The second mutation is IVS8-1G to A (it's a single base change/splicing mutation on LAMB3). This mutation has never been identified.
There are case reports in the literature of patients who have similar mutations to Ryan who are classified as non'Herlitz'. These patients are doing well clinically. It is important to note that even though the mutations are similar, it does NOT mean that the clinical picture or course will be the same. Every person with EB presents differently.
One may wonder how to prevent this from happening again. We are fortunate that, in this age of technology, we are offered a chance to bring healthy offspring into the world.
The process is quite an extensive one, and involves PGD (Pre-Implantation Genetic Diagnosis) and IVF (In-Vitro Fertilization). Using information from our genetic tests, a testing facility can:
-Design DNA probes that pin-point our genetic mutations
-Use these probes to determine healthy embryos
-Provide information to our IVF center within 24 hours to make IVF possible
How the process works:
We first found a physician in the area who had experience in both PGD and IVF. This was not a simple task as PGD is an detailed process!

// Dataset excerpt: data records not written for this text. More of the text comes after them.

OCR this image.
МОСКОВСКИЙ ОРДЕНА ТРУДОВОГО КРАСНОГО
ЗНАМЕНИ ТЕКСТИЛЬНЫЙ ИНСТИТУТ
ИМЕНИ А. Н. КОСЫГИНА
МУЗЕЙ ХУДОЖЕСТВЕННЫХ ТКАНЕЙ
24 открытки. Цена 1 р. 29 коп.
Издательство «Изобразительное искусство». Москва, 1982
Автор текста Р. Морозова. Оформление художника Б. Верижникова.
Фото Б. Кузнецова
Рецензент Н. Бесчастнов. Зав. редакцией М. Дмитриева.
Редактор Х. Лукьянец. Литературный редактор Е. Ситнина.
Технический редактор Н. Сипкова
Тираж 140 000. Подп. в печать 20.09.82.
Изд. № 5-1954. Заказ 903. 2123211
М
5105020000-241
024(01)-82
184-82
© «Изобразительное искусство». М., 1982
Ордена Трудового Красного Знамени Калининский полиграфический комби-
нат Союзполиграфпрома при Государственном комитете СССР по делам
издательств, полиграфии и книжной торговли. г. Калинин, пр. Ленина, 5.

After undergoing 4 cycles unsuccessfully, we sought the expertise of a new reproductive endocrinologist versed in IVF/PGD, and after our 5th cycle, we are successfully pregnant with a baby girl!
There is still a 1-2% chance that this baby has EB due to standard lab error, but our prayers were answered for a healthy baby!

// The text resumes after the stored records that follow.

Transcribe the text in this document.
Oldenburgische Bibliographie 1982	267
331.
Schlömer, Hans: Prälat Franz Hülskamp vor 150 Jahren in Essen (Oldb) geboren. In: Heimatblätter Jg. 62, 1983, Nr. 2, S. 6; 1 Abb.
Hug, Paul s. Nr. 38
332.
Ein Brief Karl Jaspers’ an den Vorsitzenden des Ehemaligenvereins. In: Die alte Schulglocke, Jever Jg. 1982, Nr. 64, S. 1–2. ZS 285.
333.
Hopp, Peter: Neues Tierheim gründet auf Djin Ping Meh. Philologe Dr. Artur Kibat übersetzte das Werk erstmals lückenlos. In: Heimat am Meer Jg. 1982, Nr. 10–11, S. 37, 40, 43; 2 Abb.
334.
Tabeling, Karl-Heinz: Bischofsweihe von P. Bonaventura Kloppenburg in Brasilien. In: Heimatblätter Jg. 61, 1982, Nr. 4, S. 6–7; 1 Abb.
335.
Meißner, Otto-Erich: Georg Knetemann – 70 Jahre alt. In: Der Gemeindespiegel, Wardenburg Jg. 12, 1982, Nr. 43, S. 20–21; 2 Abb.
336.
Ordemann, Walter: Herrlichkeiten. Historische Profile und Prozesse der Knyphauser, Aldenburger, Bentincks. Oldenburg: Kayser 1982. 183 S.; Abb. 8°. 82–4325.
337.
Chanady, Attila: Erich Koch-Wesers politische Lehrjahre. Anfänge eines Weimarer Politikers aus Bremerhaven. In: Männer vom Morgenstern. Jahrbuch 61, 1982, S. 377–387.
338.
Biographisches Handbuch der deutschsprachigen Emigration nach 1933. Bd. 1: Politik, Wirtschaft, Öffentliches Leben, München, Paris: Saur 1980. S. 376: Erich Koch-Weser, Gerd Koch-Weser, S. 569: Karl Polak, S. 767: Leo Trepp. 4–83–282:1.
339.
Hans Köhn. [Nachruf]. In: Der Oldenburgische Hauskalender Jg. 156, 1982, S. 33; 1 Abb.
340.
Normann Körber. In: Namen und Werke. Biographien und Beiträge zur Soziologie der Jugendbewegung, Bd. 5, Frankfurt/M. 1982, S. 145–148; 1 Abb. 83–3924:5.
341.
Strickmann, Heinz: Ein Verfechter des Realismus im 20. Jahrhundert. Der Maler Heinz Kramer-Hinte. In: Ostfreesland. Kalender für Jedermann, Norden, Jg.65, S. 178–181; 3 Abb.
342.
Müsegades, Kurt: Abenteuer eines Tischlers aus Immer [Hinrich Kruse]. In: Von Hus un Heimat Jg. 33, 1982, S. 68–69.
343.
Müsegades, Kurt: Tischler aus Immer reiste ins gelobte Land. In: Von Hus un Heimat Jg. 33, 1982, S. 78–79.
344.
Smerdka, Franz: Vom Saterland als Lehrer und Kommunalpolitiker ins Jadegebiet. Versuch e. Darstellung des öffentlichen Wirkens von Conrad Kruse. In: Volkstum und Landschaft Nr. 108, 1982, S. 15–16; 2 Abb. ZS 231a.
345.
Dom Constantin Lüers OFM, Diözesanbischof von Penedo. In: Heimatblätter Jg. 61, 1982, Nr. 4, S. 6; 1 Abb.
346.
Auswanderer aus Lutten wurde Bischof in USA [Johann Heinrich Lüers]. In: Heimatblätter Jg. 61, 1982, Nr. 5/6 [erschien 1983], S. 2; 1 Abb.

She looks like Ryan, right????
What IVF/PGD entails:
I progressed through the normal process of IVF, which usually takes about 4 weeks. Eggs were removed, embryos made, and then grown for 3 days. One cell was removed from each of the healthy embryos, and sent to a specialty lab in Michigan.

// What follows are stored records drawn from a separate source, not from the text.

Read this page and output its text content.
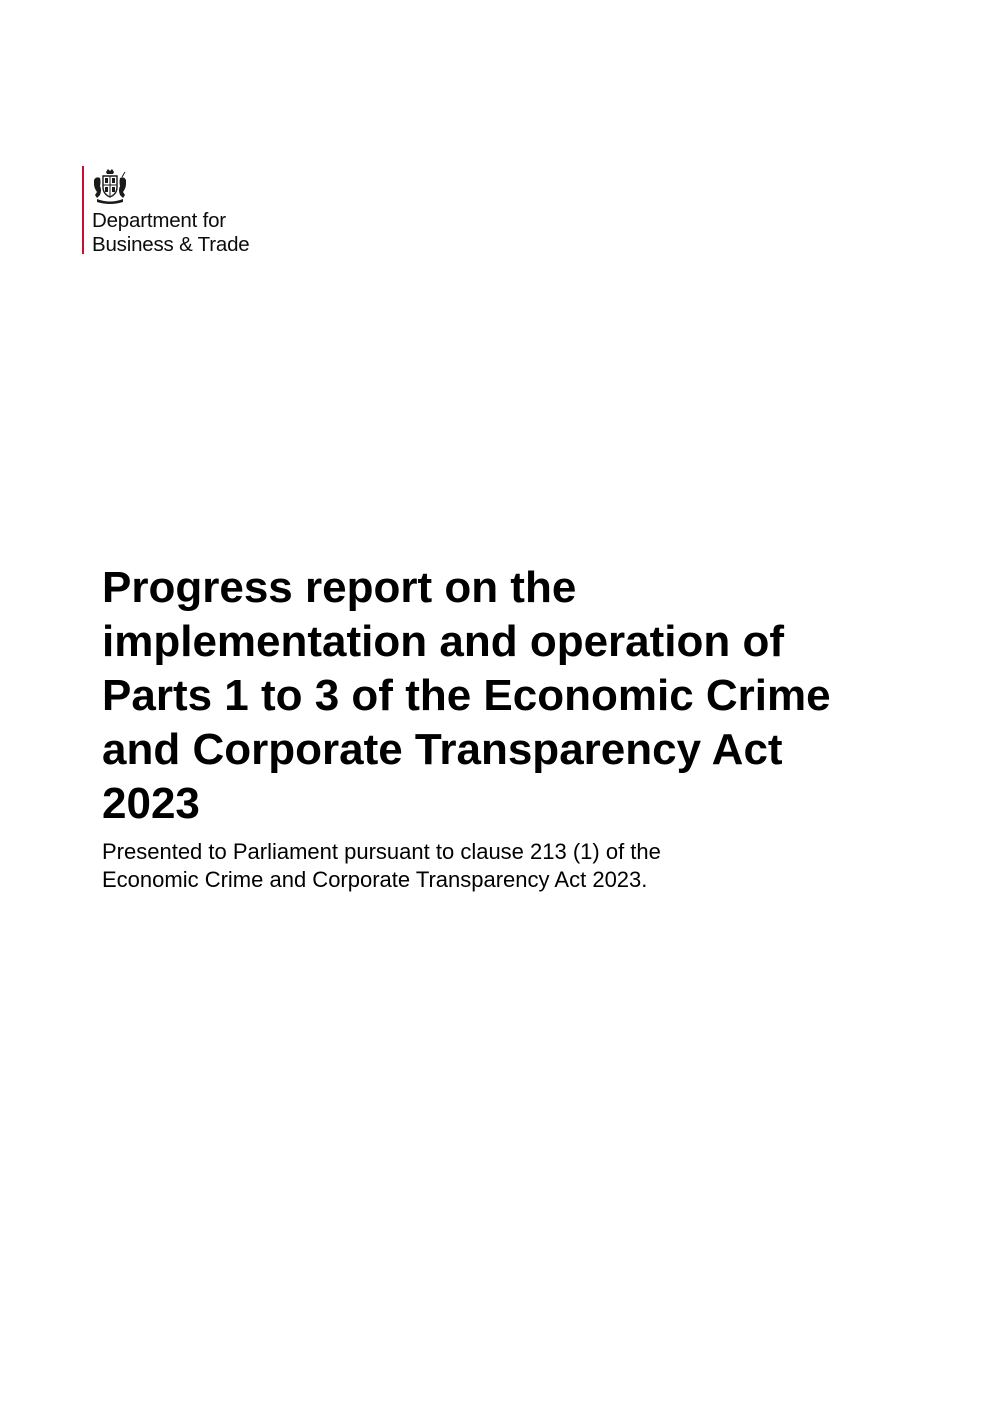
Department for
Business & Trade
Progress report on the
implementation and operation of
Parts 1 to 3 of the Economic Crime
and Corporate Transparency Act
2023

Presented to Parliament pursuant to clause 213 (1) of the
Economic Crime and Corporate Transparency Act 2023.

The lab used the DNA probes that had already been developed to determine which of the embryos was affected. The lab then reported back to our fertility clinic, and they implanted the healthy embryos.
We welcomed our bundle of joy in 2010. Ryan is a loving, doting, big brother (kind of, minus the fighting and not sharing)!
The Genes: What to Expect
Junctional epidermolysis bullosa is an autosomal recessive genetic disorder. This means that two genes are required for this disease to present itself. These genes are 'silent' in the carriers, and typically people do not know they are carriers until they have offspring that presents with EB. Because both Steve and I carry the gene, we have a 25% chance of having another child with EB, a 50% chance that a child will be a carrier, and a 25% chance that we will have an unaffected child.
Researchers have determined that deficiencies in certain genes are the cause of JEB. Mutations (or changes) in the genes lead to a reduction (or absence) in the amount of protein that is made in the body. JEB is caused by changes in the coding for beta 4 integrin, alpha 6, collagen XVII, and a protein called laminin 332 (previously known as laminin 5). Without these proteins, the skin cannot manufacture anchoring fibrils (the velcro that holds the skin together). This causes the skin to blister with friction and pressure. Once a blister forms, it is popped using a lancet-type device, and usually a wound is created in its' place. Ryan's wounds often necessitate special care, including wrapping, dressings, creams, antibiotics, and often some creativity as to how to do things. Just as newborns don't come with instruction manuals, neither do children with EB.
Junctional EB is typically divided into two categories (although there are many differences between each affected individual)--Herlitz and non-Herlitz. There is also a category for JEB with Pyloric Atresia. Generally speaking, Herlitz is the most severe diagnosis, and non-Herlitz is less severe, still with challenges. The prognosis for Herlitz babies typically does not extend beyond the first year, as the blisters often show up internally. The difference in the diagnosis is defined by what they find on the genetic test, and the location of the mutation (or change) in the gene. The hope is that the mutation still allows for some translation of the missing protein, which is indicative of less severe disease.